Tangenti, si ripete la solita storia

 Tangenti, si ripete la solita storia

E ci risiamo. Siamo i campioni del mondo in fatto di deplorazione delle ruberie per tangenti eppure siamo nei primi posti tra i paesi sviluppati, superati pare solo dal Messico e dalla Grecia, in fatto di corruzione. E’ certo che anche i politici oggi incriminati si saranno doluti in passato per le nefandezze tangentiste commesse da personaggi delle altre parti politiche. Levate di scudi e promesse di rigore inflessibile verso chi si era comportato con slealtà cadono nel vuoto appena la “buriana” mediatica e giudiziaria passa. La vita riprende come al solito e gli incriminati si riciclano per poi tornare a fare il “mestiere” che sanno fare meglio. E nessuno, ma proprio nessuno tra quelli che contano, quando li vede in giro si scandalizza o gl’impone l’alto là.

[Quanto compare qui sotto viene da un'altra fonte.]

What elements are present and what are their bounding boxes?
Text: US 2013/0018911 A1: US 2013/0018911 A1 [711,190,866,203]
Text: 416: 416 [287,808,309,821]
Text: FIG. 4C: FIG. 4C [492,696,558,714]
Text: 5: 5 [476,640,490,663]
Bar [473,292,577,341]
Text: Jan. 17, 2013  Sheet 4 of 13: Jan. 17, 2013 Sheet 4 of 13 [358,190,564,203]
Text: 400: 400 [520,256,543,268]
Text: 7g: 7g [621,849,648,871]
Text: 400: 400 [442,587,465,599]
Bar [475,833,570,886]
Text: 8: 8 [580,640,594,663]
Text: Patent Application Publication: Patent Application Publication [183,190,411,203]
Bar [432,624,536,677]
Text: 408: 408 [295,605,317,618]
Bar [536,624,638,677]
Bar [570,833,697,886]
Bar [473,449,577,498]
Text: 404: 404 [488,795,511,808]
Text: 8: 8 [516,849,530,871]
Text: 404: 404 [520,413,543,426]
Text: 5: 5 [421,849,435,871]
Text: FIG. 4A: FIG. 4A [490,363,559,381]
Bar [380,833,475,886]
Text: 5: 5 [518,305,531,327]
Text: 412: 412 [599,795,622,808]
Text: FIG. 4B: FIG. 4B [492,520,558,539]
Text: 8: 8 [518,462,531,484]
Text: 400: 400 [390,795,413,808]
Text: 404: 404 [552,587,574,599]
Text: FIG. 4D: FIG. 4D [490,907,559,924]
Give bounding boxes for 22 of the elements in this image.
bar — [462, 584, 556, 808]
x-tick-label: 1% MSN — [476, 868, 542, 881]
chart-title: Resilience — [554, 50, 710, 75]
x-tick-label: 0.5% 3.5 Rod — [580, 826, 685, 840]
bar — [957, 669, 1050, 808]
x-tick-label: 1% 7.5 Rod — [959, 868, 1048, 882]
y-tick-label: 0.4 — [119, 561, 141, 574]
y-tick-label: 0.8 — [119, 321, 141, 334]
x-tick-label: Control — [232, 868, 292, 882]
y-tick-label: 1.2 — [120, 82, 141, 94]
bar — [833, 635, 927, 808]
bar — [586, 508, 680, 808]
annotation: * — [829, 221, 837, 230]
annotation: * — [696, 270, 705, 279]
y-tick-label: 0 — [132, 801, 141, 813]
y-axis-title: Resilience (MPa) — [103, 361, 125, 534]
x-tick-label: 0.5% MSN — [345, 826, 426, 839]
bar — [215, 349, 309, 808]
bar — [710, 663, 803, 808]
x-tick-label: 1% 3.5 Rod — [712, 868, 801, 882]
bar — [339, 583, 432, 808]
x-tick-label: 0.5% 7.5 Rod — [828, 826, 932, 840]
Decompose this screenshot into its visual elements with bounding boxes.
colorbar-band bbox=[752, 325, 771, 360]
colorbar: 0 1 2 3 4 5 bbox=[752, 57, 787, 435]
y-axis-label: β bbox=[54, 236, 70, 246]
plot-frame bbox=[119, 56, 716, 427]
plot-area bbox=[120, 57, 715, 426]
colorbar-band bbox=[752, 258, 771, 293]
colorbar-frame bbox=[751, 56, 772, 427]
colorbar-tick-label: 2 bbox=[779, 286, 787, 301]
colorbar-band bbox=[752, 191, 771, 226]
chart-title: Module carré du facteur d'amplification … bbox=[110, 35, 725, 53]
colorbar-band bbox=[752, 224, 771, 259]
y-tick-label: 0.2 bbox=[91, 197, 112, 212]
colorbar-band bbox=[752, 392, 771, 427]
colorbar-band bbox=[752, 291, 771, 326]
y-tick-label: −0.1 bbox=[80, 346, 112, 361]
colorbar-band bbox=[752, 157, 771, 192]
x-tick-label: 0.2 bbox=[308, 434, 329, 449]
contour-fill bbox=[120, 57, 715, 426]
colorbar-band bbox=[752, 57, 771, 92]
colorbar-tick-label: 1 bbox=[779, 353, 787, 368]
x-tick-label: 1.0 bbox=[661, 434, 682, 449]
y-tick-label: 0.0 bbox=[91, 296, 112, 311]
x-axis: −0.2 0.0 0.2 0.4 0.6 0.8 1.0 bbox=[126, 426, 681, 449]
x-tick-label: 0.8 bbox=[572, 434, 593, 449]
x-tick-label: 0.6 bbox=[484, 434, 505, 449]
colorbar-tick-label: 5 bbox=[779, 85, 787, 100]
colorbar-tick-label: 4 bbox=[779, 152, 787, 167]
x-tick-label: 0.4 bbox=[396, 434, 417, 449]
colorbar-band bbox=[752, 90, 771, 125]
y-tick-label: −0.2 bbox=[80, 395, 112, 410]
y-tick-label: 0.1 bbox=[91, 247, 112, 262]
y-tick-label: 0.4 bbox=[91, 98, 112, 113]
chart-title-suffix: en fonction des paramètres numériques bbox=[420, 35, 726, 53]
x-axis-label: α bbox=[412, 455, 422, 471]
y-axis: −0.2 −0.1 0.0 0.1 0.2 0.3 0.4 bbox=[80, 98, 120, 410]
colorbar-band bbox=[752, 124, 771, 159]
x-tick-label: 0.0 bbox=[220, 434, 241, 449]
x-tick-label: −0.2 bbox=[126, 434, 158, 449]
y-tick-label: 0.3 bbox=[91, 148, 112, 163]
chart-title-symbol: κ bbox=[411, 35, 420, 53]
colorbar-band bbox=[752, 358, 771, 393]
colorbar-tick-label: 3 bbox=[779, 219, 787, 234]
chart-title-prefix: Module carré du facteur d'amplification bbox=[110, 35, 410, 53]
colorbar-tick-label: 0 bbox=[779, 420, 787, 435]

A distanza di più di vent’anni “tangentopoli” ritorna agli onori della cronaca perché non era mai stata debellata come qualcuno voleva far credere. “Così fan tutti” è il leitmotiv giustificativo e consolatorio che si ripetono nelle loro conversazioni private gli addetti ai lavori. E’ c’è da credergli sulla parola se la stima delle mazzette che girano ogni anno nel nostro Paese si aggira intorno ai sessanta miliardi di euro. Una bella cifra se raffrontata ai duemila miliardi del debito pubblico italiano. Insomma, l’Italia non è più fondata sul lavoro, come vorrebbe la Costituzione, ma sulla corruzione, sul favore, sulla tangente. E dal copione già visto in passato escono i soliti rimedi legislativi che inaspriscono le pene, danno più poteri stavolta all’Autorità anticorruzione presieduta dal magistrato Raffaele Cantone, ipotizzano l’allontanamento a vita dei politici corrotti con relativo sequestro dei beni indebitamente acquisiti. Tutto giusto. Cose che vanno fatte subito. Ma il problema di fondo resta un altro. O si riesce a far cresce una gioventù che fonda la sua esistenza di vita su quelli che una volta si definivano “valori”, o i “mariuoli” saranno sempre imitati, giustificati, invidiati, alla faccia di tutti i provvedimenti legislativi anti corruzione. Certo, la sub-cultura dell’effimero, del “mordi e fuggi”, di un “giorno da leoni” sembra prendere sempre più piede tra i giovani. La colpa, troppo semplicisticamente ed assolutoriamente, la si fa ricadere sui mass media, su internet, sulle nuove tecnologie. La verità è che lo sbandamento nei costumi, nel modo di essere, che hanno portato questi mezzi importanti nella crescita civile e sociale di un paese, dipende dal fatto che non sono stati gestiti al meglio. Da strumenti di sviluppo culturale e sociale si sono trasformati, certo per colpa nostra, in mezzi dell’esaltazione dell’effimero. Bisogna cambiare rotta. E una scuola rinnovata, ma anche un servizio pubblico radiotelevisivo che non rincorra le televisioni commerciali, può far molto in tal senso.

Sosteneva in un convegno un magistrato del CSM che il garantismo è alla base della democrazia ma i partiti – e non solo loro – a volte l’usano per difendere l’indifendibile. In altri termini il rinnovamento passa per un’immagine limpida, più che specchiata degli uomini che andranno a governare a tutti i livelli, anche a costo di fare delle forzature, in modo particolare nel periodo in cui viviamo. Ma sarebbe ingiusto dare la colpa solo ai partiti per il declino che sta vivendo il nostro Paese. C’è bisogno che un po’ tutte le organizzazioni sociali si diano da fare perché il “cambiamento” avanzi. Puntando soprattutto sulla cultura dei “valori”. In primo luogo mettendo da parte i soggetti chiacchierati, quelli che hanno abusato del proprio ruolo per arricchirsi, per rafforzare la loro posizione di potere. Non è certo cosa facile. E guai a ritenere che basti il cambiamento generazionale per risolvere tutti i problemi. Le divisioni in base all’età anagrafica non servono. Servono invece gruppi dirigenti assortiti che abbiano ben chiari gli obiettivi del loro mandato.

L’augurio è che dalle brutte storie tangentiste di questi giorni ci possa essere una presa di coscienza, non solo della politica ma anche delle forze sociali e di tutta la società civile, per voltare pagina. L’Italia ne ha proprio bisogno.